Given an array S of n integers, are there elements a, b, c in S such that a + b + c = 0? Find all unique triplets in the array which gives the sum of zero.
Note:
- Elements in a triplet (a,b,c) must be in non-descending order. (ie, a ≤ b ≤ c)
- The solution set must not contain duplicate triplets.

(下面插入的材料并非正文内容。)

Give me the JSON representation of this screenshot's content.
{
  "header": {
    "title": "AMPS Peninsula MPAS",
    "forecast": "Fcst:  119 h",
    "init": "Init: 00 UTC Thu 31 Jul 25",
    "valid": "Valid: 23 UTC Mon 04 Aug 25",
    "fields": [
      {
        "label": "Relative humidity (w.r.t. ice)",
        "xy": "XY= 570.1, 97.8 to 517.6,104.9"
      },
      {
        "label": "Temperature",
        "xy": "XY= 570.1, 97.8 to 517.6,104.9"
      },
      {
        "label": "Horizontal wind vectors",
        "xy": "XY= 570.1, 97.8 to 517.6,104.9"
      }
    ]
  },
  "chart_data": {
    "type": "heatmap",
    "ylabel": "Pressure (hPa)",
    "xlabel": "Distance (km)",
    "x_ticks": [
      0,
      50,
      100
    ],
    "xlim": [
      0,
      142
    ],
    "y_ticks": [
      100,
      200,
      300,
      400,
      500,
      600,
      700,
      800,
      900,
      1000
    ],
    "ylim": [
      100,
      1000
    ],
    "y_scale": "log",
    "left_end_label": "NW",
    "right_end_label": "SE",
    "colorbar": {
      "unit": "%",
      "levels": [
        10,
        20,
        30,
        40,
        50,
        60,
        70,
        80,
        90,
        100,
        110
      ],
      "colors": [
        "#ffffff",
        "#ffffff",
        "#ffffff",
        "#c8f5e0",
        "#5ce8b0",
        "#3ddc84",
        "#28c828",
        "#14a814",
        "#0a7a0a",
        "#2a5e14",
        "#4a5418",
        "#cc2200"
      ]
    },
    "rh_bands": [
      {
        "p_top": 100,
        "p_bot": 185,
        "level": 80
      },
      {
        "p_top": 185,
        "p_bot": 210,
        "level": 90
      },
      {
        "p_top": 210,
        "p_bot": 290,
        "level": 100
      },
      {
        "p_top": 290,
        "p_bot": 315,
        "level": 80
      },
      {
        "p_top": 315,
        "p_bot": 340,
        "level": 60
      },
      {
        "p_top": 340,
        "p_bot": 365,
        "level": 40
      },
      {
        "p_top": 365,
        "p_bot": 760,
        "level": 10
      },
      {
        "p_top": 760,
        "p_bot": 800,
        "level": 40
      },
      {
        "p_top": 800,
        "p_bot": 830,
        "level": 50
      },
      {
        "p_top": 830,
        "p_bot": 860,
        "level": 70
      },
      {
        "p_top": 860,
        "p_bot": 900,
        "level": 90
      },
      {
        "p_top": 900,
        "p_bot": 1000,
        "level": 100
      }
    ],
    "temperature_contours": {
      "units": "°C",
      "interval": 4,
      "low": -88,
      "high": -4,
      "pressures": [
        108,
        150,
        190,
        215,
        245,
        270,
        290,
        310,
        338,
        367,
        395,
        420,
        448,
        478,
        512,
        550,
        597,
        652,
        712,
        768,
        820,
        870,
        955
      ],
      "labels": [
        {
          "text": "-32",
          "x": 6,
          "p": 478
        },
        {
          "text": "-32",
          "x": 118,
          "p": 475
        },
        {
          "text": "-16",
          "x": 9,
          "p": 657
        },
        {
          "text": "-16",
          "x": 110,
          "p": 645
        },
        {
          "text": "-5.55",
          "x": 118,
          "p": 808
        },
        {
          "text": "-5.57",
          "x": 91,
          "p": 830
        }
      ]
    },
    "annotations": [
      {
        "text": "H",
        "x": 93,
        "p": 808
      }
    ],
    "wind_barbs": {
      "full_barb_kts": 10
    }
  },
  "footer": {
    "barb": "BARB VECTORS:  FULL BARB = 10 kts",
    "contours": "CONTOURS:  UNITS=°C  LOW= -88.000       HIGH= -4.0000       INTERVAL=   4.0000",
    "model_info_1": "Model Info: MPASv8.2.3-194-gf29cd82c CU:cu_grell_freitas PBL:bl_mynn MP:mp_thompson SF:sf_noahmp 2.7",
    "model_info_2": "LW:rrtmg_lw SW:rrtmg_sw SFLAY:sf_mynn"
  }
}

For example, given array S = {-1 0 1 2 -1 -4},
A solution set is:
(-1, 0, 1)
(-1, -1, 2)
這道題和TwoSum的思路一致,利用雙指針,雙向向中間靠攏。依據題目的意思,首先要保證組合結果有序,所以首先應該對nums排序,其次是,對於nums[i]中的每一個數,在[i + 1, high]的範圍內,找兩個數,使其和爲0 - nums[i], 這一步應該用到Two,但要做修改去重,去重的依據是,相同的數只要計算一次,不能多次計算。題目的重點應該就是在如何去重上。
class Solution {
public:
//類似於Two Sum,對於每一個給定的nums[i],查找是否存在另外的兩個數,使得 nums[i] + nums[j] + nums[k] = 0;
//因爲最後的結果要有序,所以先對nums排序,使其有序;題目的關鍵點是如何避免重複計算,即避免出現重複的(a, b, c)
//這不但可以達到輸出的要求,還可以減少計算
void twoSum(vector<int> &nums, int n, int curStart, int target, vector<vector<int>> &ans)
{
int low = curStart, high = n - 1;
while(low < high)
{
if((nums[low] + nums[high]) == target)
{
vector<int> tmpVec;
tmpVec.push_back(0 - target);
tmpVec.push_back(nums[low]);
tmpVec.push_back(nums[high]);
ans.push_back(tmpVec);
int tmps = nums[low];
while(low < high && nums[low] == tmps)
++low;
tmps = nums[high];
while(low < high && nums[high] == tmps)
--high;
}
else if((nums[low] + nums[high]) < target)
{
int tmps = nums[low];
while(low < high && nums[low] == tmps)
++low;
}
else
{
int tmps = nums[high];
while(low < high && nums[high] == tmps)
--high;
}
}
}
vector<vector<int>> threeSum(vector<int>& nums) {
int len = nums.size();
vector<vector<int>> ans;
if(len < 3)
return ans;
sort(nums.begin(), nums.end());
int i = 0;
while(i < len)
{
int tmptarget = 0 - nums[i];
twoSum(nums, len, i + 1, tmptarget, ans);
int tmps = nums[i];
while(i < len && nums[i] == tmps)
++i;
}
return ans;
}
};